Of some 100 bonobos living here, most are babies and young adults orphaned by poachers. The sanctuary’s aim is to provide lifetime care to bonobos and, if possible, reintroduce them into a protected forest reserve. Visitors’ trails lead around several large enclosures filled with verdant trees. There is also a small river and a lake. Troops of playful bonobos frolic deep inside each forested area but as soon as guides call them with “Allez! Venez!” and the promise of a fruit snack, they hurtle towards the fence with high-pitched shrieks that reverberate across the forest.
Bonobos and chimpanzees are humans’ closest living relatives, both sharing 98.7 percent of our DNA. Unlike pale-faced and large-eared chimpanzees, bonobos have a black face and small ears. With much lower levels of testosterone than chimpanzees (and humans), bonobos are much less aggressive than their cousins. Often compared to the hippies, bonobos shy away from confrontation in favour of sex to resolve conflicts, build relationships and promote bonding. Indeed, the bonobos I observed groomed and shared food in textbook camaraderie.
In contrast to chimpanzees, bonobo society is also largely female-centred. This matriarchal hierarchy means that bonobo females dominate their troops and, as mothers, chaperone their sons to mating with fertile younger females. These pushy mothers not only usher their sons in front of promising sex partners but also shield them from competitors. The watchful mothers are known keep an eye on nearby males while their own sons copulate. When they spot other males on the job, they won’t hesitate to detach a mating couple with a well-timed charge.

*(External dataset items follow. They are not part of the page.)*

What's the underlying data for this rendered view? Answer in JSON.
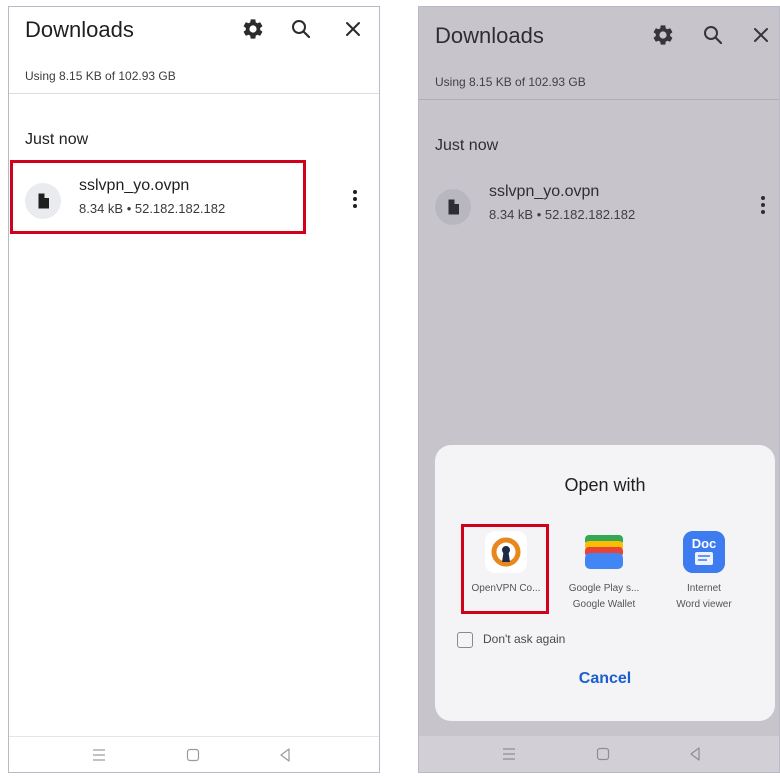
{
  "left_screen": {
    "title": "Downloads",
    "storage_text": "Using 8.15 KB of 102.93 GB",
    "section_label": "Just now",
    "file": {
      "name": "sslvpn_yo.ovpn",
      "meta": "8.34 kB • 52.182.182.182"
    }
  },
  "right_screen": {
    "title": "Downloads",
    "storage_text": "Using 8.15 KB of 102.93 GB",
    "section_label": "Just now",
    "file": {
      "name": "sslvpn_yo.ovpn",
      "meta": "8.34 kB • 52.182.182.182"
    },
    "dialog": {
      "title": "Open with",
      "apps": [
        {
          "label": "OpenVPN Co...",
          "sublabel": "",
          "icon": "openvpn-icon"
        },
        {
          "label": "Google Play s...",
          "sublabel": "Google Wallet",
          "icon": "google-wallet-icon"
        },
        {
          "label": "Internet",
          "sublabel": "Word viewer",
          "icon": "doc-icon",
          "icon_text": "Doc"
        }
      ],
      "dont_ask_label": "Don't ask again",
      "dont_ask_checked": false,
      "cancel_label": "Cancel"
    }
  },
  "icons": {
    "settings": "gear-icon",
    "search": "search-icon",
    "close": "close-icon",
    "file": "file-icon",
    "more": "more-vert-icon",
    "nav_recents": "nav-recents-icon",
    "nav_home": "nav-home-icon",
    "nav_back": "nav-back-icon"
  },
  "colors": {
    "highlight": "#d0021b",
    "accent_blue": "#1a5fd0",
    "openvpn_orange": "#e8871e",
    "doc_blue": "#3d7bf0"
  }
}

Apart from such isolated research snippets, the remoteness of bonobos’ natural habitat and decades of civil unrest in the DRC have ensured that much still remains unknown about the species. The Lola ya Bonobo sanctuary and its enthusiastic staff are working hard to educate the Congolese about the need to protect bonobos at the same time as they are saving them from the local meat market and the unscrupulous zoos in South East Asia. In this sense, the place is a breath of fresh air and a sanctuary far beyond the bonobo within the DRC.